Définition et enjeux

Alfred Trolley Étude sur la lésion en droit romain et en droit français (1872)

Voilà la théorie de la nullité dite de non esse, nullité absolue, primordiale, opposable à tous et par tous, et impossible à couvrir, nullité telle que, sous les signes menteurs de l'écriture, la convention, le lien juridique, n'a jamais vu le jour et ne le verra jamais; nullité qui diffère autant de la non-validité qu'un enfant mort-né diffère d'un enfant non viable.
Non-validité, voilà le terme qui embrasse parfaitement sous le Code les actes annulables ou rescindables, les actions en nullité ou en rescision.
Source : Gallica

Onésime Masselin Dictionnaire juridique de O. Masselin… (1888)

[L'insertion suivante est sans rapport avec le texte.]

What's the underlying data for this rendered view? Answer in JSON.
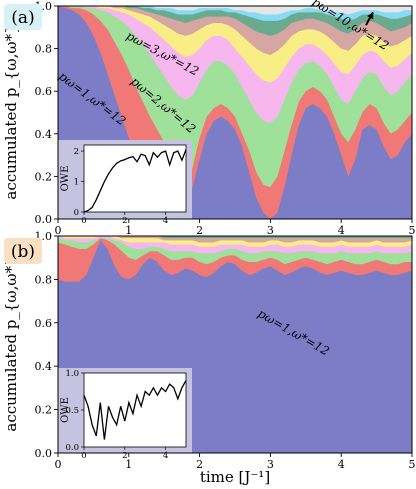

Toute action tendant à faire prononcer une nullité ou une responsabilité en matière de société ne devrait pas dépasser cinq ans, à compter du jour même de la création de la société : si pendant ce délai, les inconvénients de l'irrégularité ne se sont pas fait sentir, c'est qu'ils sont nuls ; les pertes qui arrivent ne proviennent plus de l'irrégularité de l'acte, mais de l'industrie sociale; et la loi, en permettant de réveiller après un long temps des nullités, inaperçues parce qu'elles n'ont pas nui, favorise des procès injustes ; elle pousse au chantage.